A television camera is positioned 2500 ft from the base of a rocket launching pad. The angle of elevation of the camera has to change at the correct rate in order to keep the rocket in sight. Also the mechanism for focusing the camera has to take into account the increasing distance from the camera to the rising rocket. Let's assume the rocket rises vertically and that its speed is 800 ft/s when it has risen 4000 ft.
How fast is the distance from the camera to the rocket changing in ft/s at that moment?
If the televison camera is always kept aimed at the rocket, how fast is the camera's angle of elevation changing in radians/s at that moment?
To find the rate at which the distance from the camera to the rocket is changing, we can differentiate the equation that relates the distance and time. Let's represent the distance from the camera to the rocket as "d" and the time as "t".
Given that the rocket rises vertically, we can use the equation for distance traveled with constant acceleration:
d = 1/2 * at^2
We are told that the speed of the rocket is 800 ft/s when it has risen 4000 ft. This gives us the initial velocity:
v = 800 ft/s
We also know that the distance from the camera to the rocket at the beginning (when the rocket is on the launching pad) is 2500 ft.

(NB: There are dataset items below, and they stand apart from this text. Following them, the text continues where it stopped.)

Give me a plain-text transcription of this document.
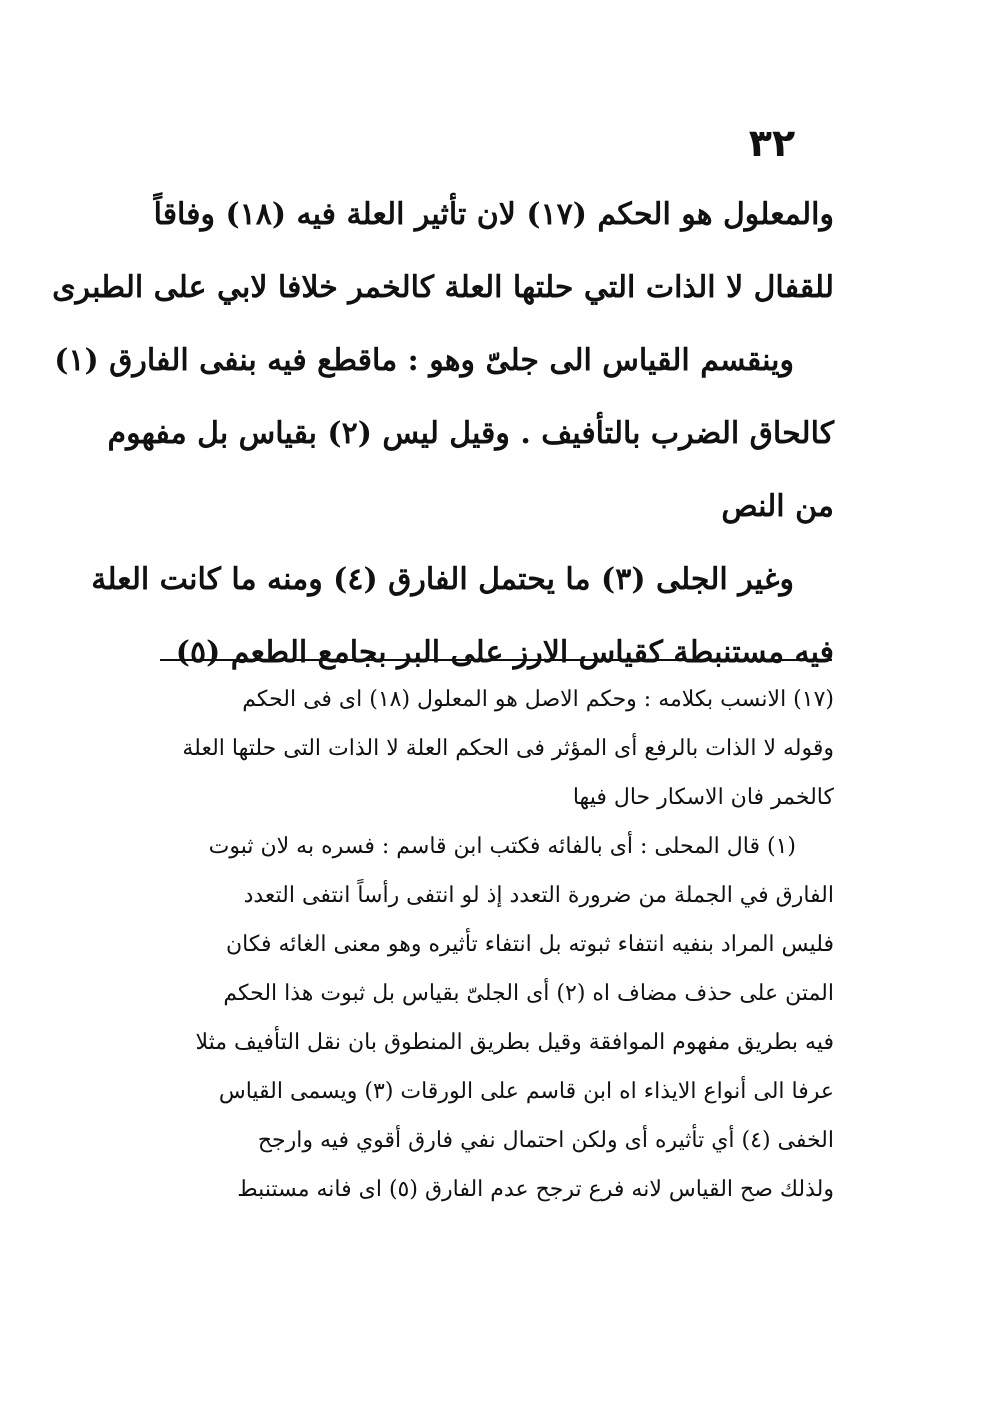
٣٢
والمعلول هو الحكم (١٧) لان تأثير العلة فيه (١٨) وفاقاً
للقفال لا الذات التي حلتها العلة كالخمر خلافا لابي على الطبرى
وينقسم القياس الى جلىّ وهو : ماقطع فيه بنفى الفارق (١)
كالحاق الضرب بالتأفيف . وقيل ليس (٢) بقياس بل مفهوم
من النص
وغير الجلى (٣) ما يحتمل الفارق (٤) ومنه ما كانت العلة
فيه مستنبطة كقياس الارز على البر بجامع الطعم (٥)
(١٧) الانسب بكلامه : وحكم الاصل هو المعلول (١٨) اى فى الحكم
وقوله لا الذات بالرفع أى المؤثر فى الحكم العلة لا الذات التى حلتها العلة
كالخمر فان الاسكار حال فيها
(١) قال المحلى : أى بالفائه فكتب ابن قاسم : فسره به لان ثبوت
الفارق في الجملة من ضرورة التعدد إذ لو انتفى رأساً انتفى التعدد
فليس المراد بنفيه انتفاء ثبوته بل انتفاء تأثيره وهو معنى الغائه فكان
المتن على حذف مضاف اه (٢) أى الجلىّ بقياس بل ثبوت هذا الحكم
فيه بطريق مفهوم الموافقة وقيل بطريق المنطوق بان نقل التأفيف مثلا
عرفا الى أنواع الايذاء اه ابن قاسم على الورقات (٣) ويسمى القياس
الخفى (٤) أي تأثيره أى ولكن احتمال نفي فارق أقوي فيه وارجح
ولذلك صح القياس لانه فرع ترجح عدم الفارق (٥) اى فانه مستنبط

So we have:
d = 2500 ft
Now, let's find the acceleration "a" using the information given. We can use the equation for velocity:
v = at
Since we know the velocity (800 ft/s) and the time at which the velocity is achieved (4000 ft), we can substitute those values:
800 ft/s = a * 4000 ft
Solving for "a":
a = 800 ft/s / 4000 ft
a = 0.2 ft/s^2
Now, we can differentiate the equation for distance with respect to time to find how fast the distance is changing:
d/dt (d) = d/dt (1/2 * at^2)
Using the power rule of differentiation:
d/dt (d) = 1/2 * d/dt (at^2)
Differentiating, we have:
d/dt (d) = 1/2 * 2at * dt/dt
Since dt/dt is simply 1:
d/dt (d) = at
Plugging in the values we know, we have:
d/dt (d) = (0.2 ft/s^2) * t
At the moment when the rocket has risen 4000 ft, we can substitute t = 4000 ft / 800 ft/s:
d/dt (d) = (0.2 ft/s^2) * (4000 ft / 800 ft/s)
Simplifying:
d/dt (d) = 1 ft/s
So, at that moment, the distance from the camera to the rocket is changing at a rate of 1 ft/s.

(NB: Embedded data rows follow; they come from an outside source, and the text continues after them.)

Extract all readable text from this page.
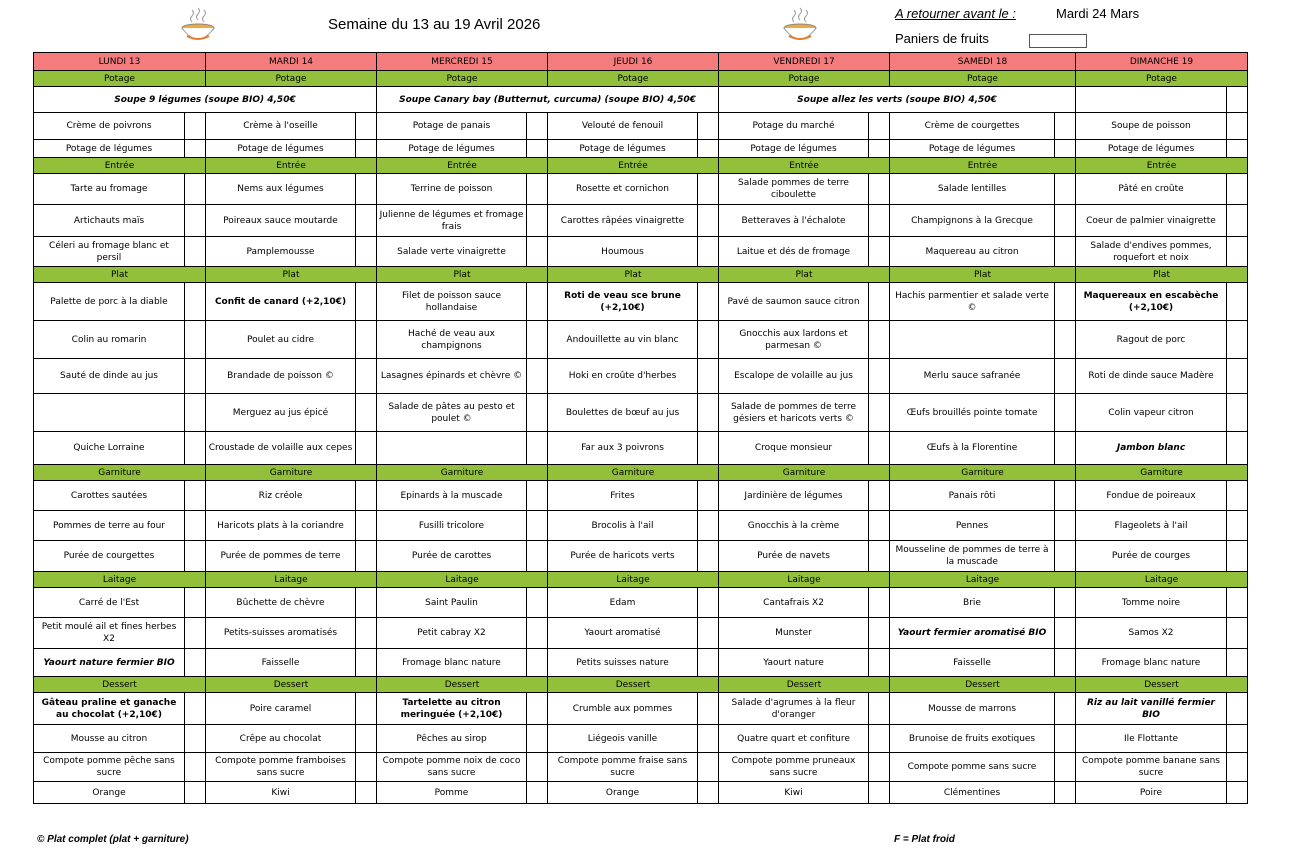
Semaine du 13 au 19 Avril 2026
A retourner avant le :	Mardi 24 Mars
Paniers de fruits
LUNDI 13		MARDI 14		MERCREDI 15		JEUDI 16		VENDREDI 17		SAMEDI 18		DIMANCHE 19	
Potage		Potage		Potage		Potage		Potage		Potage		Potage	
Soupe 9 légumes (soupe BIO) 4,50€				Soupe Canary bay (Butternut, curcuma) (soupe BIO) 4,50€				Soupe allez les verts (soupe BIO) 4,50€					
Crème de poivrons		Crème à l'oseille		Potage de panais		Velouté de fenouil		Potage du marché		Crème de courgettes		Soupe de poisson	
Potage de légumes		Potage de légumes		Potage de légumes		Potage de légumes		Potage de légumes		Potage de légumes		Potage de légumes	
Entrée		Entrée		Entrée		Entrée		Entrée		Entrée		Entrée	
Tarte au fromage		Nems aux légumes		Terrine de poisson		Rosette et cornichon		Salade pommes de terre ciboulette		Salade lentilles		Pâté en croûte	
Artichauts maïs		Poireaux sauce moutarde		Julienne de légumes et fromage frais		Carottes râpées vinaigrette		Betteraves à l'échalote		Champignons à la Grecque		Coeur de palmier vinaigrette	
Céleri au fromage blanc et persil		Pamplemousse		Salade verte vinaigrette		Houmous		Laitue et dés de fromage		Maquereau au citron		Salade d'endives pommes, roquefort et noix	
Plat		Plat		Plat		Plat		Plat		Plat		Plat	
Palette de porc à la diable		Confit de canard (+2,10€)		Filet de poisson sauce hollandaise		Roti de veau sce brune (+2,10€)		Pavé de saumon sauce citron		Hachis parmentier et salade verte ©		Maquereaux en escabèche (+2,10€)	
Colin au romarin		Poulet au cidre		Haché de veau aux champignons		Andouillette au vin blanc		Gnocchis aux lardons et parmesan ©				Ragout de porc	
Sauté de dinde au jus		Brandade de poisson ©		Lasagnes épinards et chèvre ©		Hoki en croûte d'herbes		Escalope de volaille au jus		Merlu sauce safranée		Roti de dinde sauce Madère	
		Merguez au jus épicé		Salade de pâtes au pesto et poulet ©		Boulettes de bœuf au jus		Salade de pommes de terre gésiers et haricots verts ©		Œufs brouillés pointe tomate		Colin vapeur citron	
Quiche Lorraine		Croustade de volaille aux cepes				Far aux 3 poivrons		Croque monsieur		Œufs à la Florentine		Jambon blanc	
Garniture		Garniture		Garniture		Garniture		Garniture		Garniture		Garniture	
Carottes sautées		Riz créole		Epinards à la muscade		Frites		Jardinière de légumes		Panais rôti		Fondue de poireaux	
Pommes de terre au four		Haricots plats à la coriandre		Fusilli tricolore		Brocolis à l'ail		Gnocchis à la crème		Pennes		Flageolets à l'ail	
Purée de courgettes		Purée de pommes de terre		Purée de carottes		Purée de haricots verts		Purée de navets		Mousseline de pommes de terre à la muscade		Purée de courges	
Laitage		Laitage		Laitage		Laitage		Laitage		Laitage		Laitage	
Carré de l'Est		Bûchette de chèvre		Saint Paulin		Edam		Cantafrais X2		Brie		Tomme noire	
Petit moulé ail et fines herbes X2		Petits-suisses aromatisés		Petit cabray X2		Yaourt aromatisé		Munster		Yaourt fermier aromatisé BIO		Samos X2	
Yaourt nature fermier BIO		Faisselle		Fromage blanc nature		Petits suisses nature		Yaourt nature		Faisselle		Fromage blanc nature	
Dessert		Dessert		Dessert		Dessert		Dessert		Dessert		Dessert	
Gâteau praline et ganache au chocolat (+2,10€)		Poire caramel		Tartelette au citron meringuée (+2,10€)		Crumble aux pommes		Salade d'agrumes à la fleur d'oranger		Mousse de marrons		Riz au lait vanillé fermier BIO	
Mousse au citron		Crêpe au chocolat		Pêches au sirop		Liégeois vanille		Quatre quart et confiture		Brunoise de fruits exotiques		Ile Flottante	
Compote pomme pêche sans sucre		Compote pomme framboises sans sucre		Compote pomme noix de coco sans sucre		Compote pomme fraise sans sucre		Compote pomme pruneaux sans sucre		Compote pomme sans sucre		Compote pomme banane sans sucre	
Orange		Kiwi		Pomme		Orange		Kiwi		Clémentines		Poire	
© Plat complet (plat + garniture)	F = Plat froid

Now let's find the rate at which the angle of elevation of the camera is changing in radians/s. To do this, we need to use the concept of similar triangles.
Let's represent the angle of elevation as "θ" and the distance between the camera and the rocket as "d".

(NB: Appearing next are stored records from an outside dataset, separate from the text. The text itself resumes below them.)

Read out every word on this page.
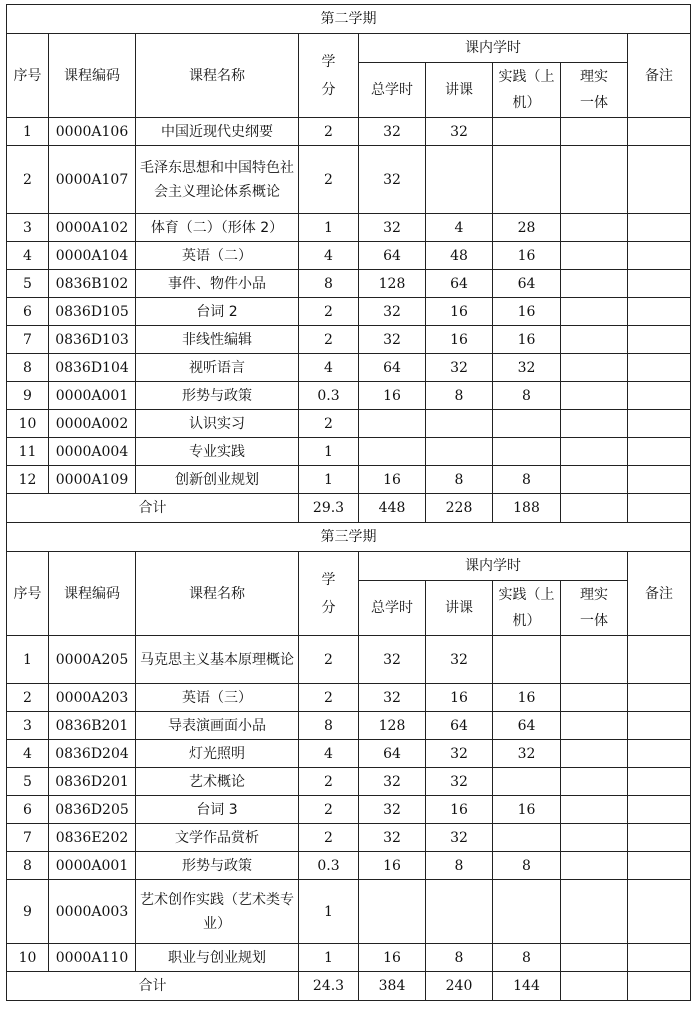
第二学期								
序号	课程编码	课程名称	学分	课内学时				备注
				总学时	讲课	实践（上机）	理实一体	
1	0000A106	中国近现代史纲要	2	32	32			
2	0000A107	毛泽东思想和中国特色社会主义理论体系概论	2	32				
3	0000A102	体育（二）（形体 2）	1	32	4	28		
4	0000A104	英语（二）	4	64	48	16		
5	0836B102	事件、物件小品	8	128	64	64		
6	0836D105	台词 2	2	32	16	16		
7	0836D103	非线性编辑	2	32	16	16		
8	0836D104	视听语言	4	64	32	32		
9	0000A001	形势与政策	0.3	16	8	8		
10	0000A002	认识实习	2					
11	0000A004	专业实践	1					
12	0000A109	创新创业规划	1	16	8	8		
合计			29.3	448	228	188		
第三学期								
序号	课程编码	课程名称	学分	课内学时				备注
				总学时	讲课	实践（上机）	理实一体	
1	0000A205	马克思主义基本原理概论	2	32	32			
2	0000A203	英语（三）	2	32	16	16		
3	0836B201	导表演画面小品	8	128	64	64		
4	0836D204	灯光照明	4	64	32	32		
5	0836D201	艺术概论	2	32	32			
6	0836D205	台词 3	2	32	16	16		
7	0836E202	文学作品赏析	2	32	32			
8	0000A001	形势与政策	0.3	16	8	8		
9	0000A003	艺术创作实践（艺术类专业）	1					
10	0000A110	职业与创业规划	1	16	8	8		
合计			24.3	384	240	144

From the problem, we know that the rocket rises vertically, so the angle of elevation of the camera remains constant.
Now, let's consider a small change in distance "dd" and a small change in angle "dθ". The relationship between these changes can be represented using the concept of tangent:
tan(dθ) = dd / d
We can rearrange this equation to solve for dθ:
dθ = tan^(-1)(dd / d)
To find the rate at which the angle of elevation is changing, we need to differentiate this equation with respect to time:
dθ/dt = d/dt (tan^(-1)(dd / d))
Using the chain rule of differentiation, we get:
dθ/dt = (1 / (1 + (dd / d)^2)) * (d/dd (dd / d)) * (dd / dt)
Now, since the rocket is rising vertically, we have:
dd / dt = 1 ft/s (as found earlier)
Also, since the angle of elevation remains constant (the camera is always aimed at the rocket), we can assume dd is very small in comparison to d, and hence (dd / d)^2 is negligible.
With that in mind, the equation becomes:
dθ/dt = (1 / (1 + (dd / d)^2)) * (d/dd (dd / d)) * (dd / dt)
Simplifying:
dθ/dt ≈ (1 / (1 + 0)) * (d/dd (dd / d)) * (dd / dt)
dθ/dt ≈ d/dd (dd / d)
Now, let's differentiate dd / d with respect to d:
d/dd (dd / d) = d/dd (d / d^(-1))
Using the quotient rule:
d/dd (dd / d) = (d*(-1) - d / d^(-1)^2) = (-dd / d^2)
Finally, plugging this result into the equation:
dθ/dt ≈ (-dd / d^2)
At the moment when the rocket has risen 4000 ft, let's substitute dd = 1 ft (as we found earlier) and d = 2500 ft:
dθ/dt ≈ (-1 ft / (2500 ft)^2)
Calculating:
dθ/dt ≈ -1 ft / 6250000 ft^2
Converting to radians:
dθ/dt ≈ -1 / 6250000 rad/s
So, at that moment, the camera's angle of elevation is changing at a rate of approximately -1 / 6250000 rad/s.